In this post, Associate Editor Nathalie Butt discusses a recent paper ‘Habitat mapping of coastal wetlands using expert knowledge and Earth Observation data’ by Maria Adamo, Cristina Tarantino, Valeria Tomaselli, Guiseppe Veronico, Harini Nagendra and Palma Blonda.

Habitats at risk

What do we usually think of when we hear ‘wetland’ or ‘coastal wetland’? A flat marshy area by the sea somewhere, perhaps with a bird or two flying overhead across a grey sky? Actually, wetlands are much more exciting than that. They can be as productive as coral reefs or rainforests, and support the livelihoods of more than one billion people around the world. However, they are highly threatened, as environmental degradation is more prevalent in these ecosystems than in any other. Coastal wetlands include salt marsh and mangroves which often include rare and threatened plant species, and provide crucial habitat for a large number of birds, insects and amphibians. They occur across all continents, except for Antarctica, and can cover vast tracts of coastline.

In Mediterranean Europe, coastal wetlands include pond systems and marshes, wet meadows of rush, sedge and reed communities, lagoon systems with annual pioneer salt marsh communities, and in drier areas trees such as Aleppo pine, Pinus halepensis. They support many birds, including migratory and over-wintering species, and there is a high level of endemism amongst amphibian and reptile species.

Greater Flamingo Phoenicopterus roseus in a coastal wetland in southern France (Wikimedia commons).

European Union biodiversity legislation

The European Union Habitats Directive was adopted in 1992, and protects 1,000 species and 200 habitats. Because of the rate at which wetland habitats are being lost, their conservation is a key part of the European Union (EU) Biodiversity Strategy: EU Member States are required to protect, maintain, or restore the species, habitats and communities listed in the Strategy. Ecosystem services are also highlighted as important within the strategy, as wetlands globally contribute hugely to ecosystem services (around 40%) including water supply, flood mitigation and nutrient retention. In order to protect and manage these ecosystems effectively, managers and policy makers need accurate information on both the habitats themselves and habitat changes.

Juncus maritimus
Juncus maritimus, a typical Mediterranean saltmarsh species (Wikimedia commons).

Remote sensing data

One way to provide information on where habitats are and how they are changing is through satellite data. Satellite Earth Observation (EO) data, for example, LANDSAT and WorldView-2, are used to map land cover. These remotely sensed data are available at high temporal and spatial resolutions, and are therefore useful for habitat mapping and monitoring. While land cover maps can be automatically generated from these satellite data, and land cover is generally used as a proxy for habitat type, this may be missing some of the picture. Land cover maps produced this way do not account for biodiversity as well as ground-truthed habitat maps do. The problem is that different habitats may correspond to the same land cover class, but the satellite data do not provide sufficient information to allow us to discriminate between them.

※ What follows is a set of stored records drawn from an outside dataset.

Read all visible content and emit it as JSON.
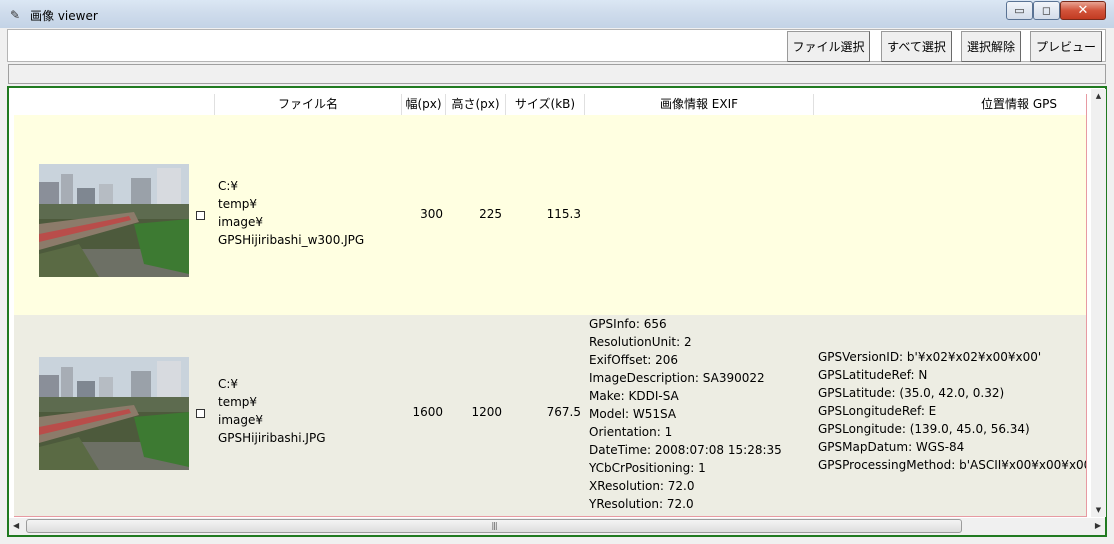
{
  "window": {
    "title": "画像 viewer",
    "minimize_glyph": "▭",
    "maximize_glyph": "◻",
    "close_glyph": "✕"
  },
  "toolbar": {
    "file_select": "ファイル選択",
    "select_all": "すべて選択",
    "deselect": "選択解除",
    "preview": "プレビュー"
  },
  "table": {
    "columns": [
      "",
      "ファイル名",
      "幅(px)",
      "高さ(px)",
      "サイズ(kB)",
      "画像情報 EXIF",
      "位置情報 GPS"
    ],
    "rows": [
      {
        "path_lines": [
          "C:¥",
          "temp¥",
          "image¥",
          "GPSHijiribashi_w300.JPG"
        ],
        "width": "300",
        "height": "225",
        "size": "115.3",
        "exif": [],
        "gps": []
      },
      {
        "path_lines": [
          "C:¥",
          "temp¥",
          "image¥",
          "GPSHijiribashi.JPG"
        ],
        "width": "1600",
        "height": "1200",
        "size": "767.5",
        "exif": [
          "GPSInfo: 656",
          "ResolutionUnit: 2",
          "ExifOffset: 206",
          "ImageDescription: SA390022",
          "Make: KDDI-SA",
          "Model: W51SA",
          "Orientation: 1",
          "DateTime: 2008:07:08 15:28:35",
          "YCbCrPositioning: 1",
          "XResolution: 72.0",
          "YResolution: 72.0"
        ],
        "gps": [
          "GPSVersionID: b'¥x02¥x02¥x00¥x00'",
          "GPSLatitudeRef: N",
          "GPSLatitude: (35.0, 42.0, 0.32)",
          "GPSLongitudeRef: E",
          "GPSLongitude: (139.0, 45.0, 56.34)",
          "GPSMapDatum: WGS-84",
          "GPSProcessingMethod: b'ASCII¥x00¥x00¥x00"
        ]
      }
    ]
  },
  "scroll": {
    "grip": "|||",
    "arrow_left": "◀",
    "arrow_right": "▶",
    "arrow_up": "▲",
    "arrow_down": "▼"
  },
  "colors": {
    "frame_border": "#207a20",
    "row1_bg": "#ffffe1",
    "row2_bg": "#ededE3"
  }
}
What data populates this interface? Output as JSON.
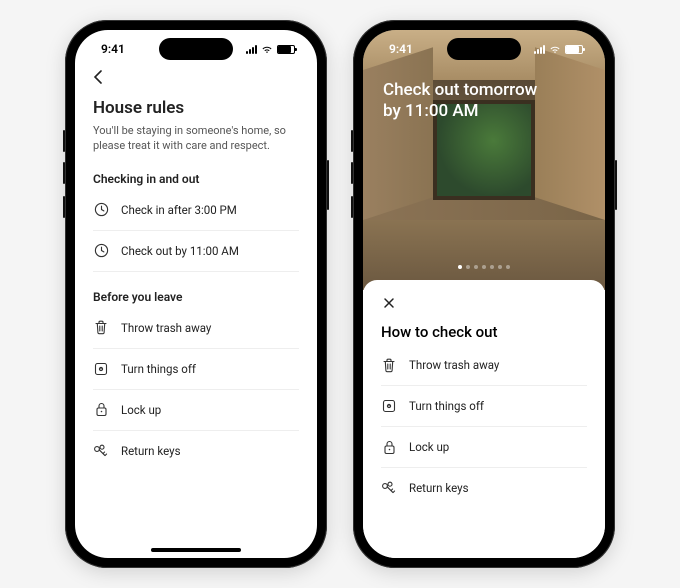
{
  "status": {
    "time": "9:41"
  },
  "left": {
    "title": "House rules",
    "subtitle": "You'll be staying in someone's home, so please treat it with care and respect.",
    "section1_title": "Checking in and out",
    "checkin_label": "Check in after 3:00 PM",
    "checkout_label": "Check out by 11:00 AM",
    "section2_title": "Before you leave",
    "item1": "Throw trash away",
    "item2": "Turn things off",
    "item3": "Lock up",
    "item4": "Return keys"
  },
  "right": {
    "hero_line1": "Check out tomorrow",
    "hero_line2": "by 11:00 AM",
    "sheet_title": "How to check out",
    "item1": "Throw trash away",
    "item2": "Turn things off",
    "item3": "Lock up",
    "item4": "Return keys"
  }
}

Translating land cover maps to habitat maps requires information on specific environmental attributes, which can be lacking, especially in poorly-studied areas. In their recent paper, Adamo et al. demonstrate how, by combining EO data with ‘expert ecological rules’ on coastal wetland habitats, different habitats within the same land cover class can be differentiated, without the need for costly field campaigns to collect environmental attribute data. The authors used two morphologically similar Italian coastal wetland habitats to demonstrate how their method can translate the land cover classification (the same for both habitats) into accurate habitat maps. To do this, they included a range of additional habitat-specific information, such as topological and zonation patterns (spatial data), and plant growth stage and seasonal water regimes (temporal data), to produce accurate habitat maps.

fig 4a
The two habitats outlined in red correspond to the same LC class, but can be discriminated by spatial (topological) relationships.

Over time, changes in the individual habitats can be detected and quantified by comparing frequently produced maps based on these ecological expert rules. The use of this new method will enable more site-specific observation, and will support site managers in long-term habitat mapping. In this way, changes in habitat extent, fragmentation, and other processes, can lead to more effective conservation planning and management, especially where such monitoring is required in order to inform restoration of habitat, such as under the European Habitats Directive.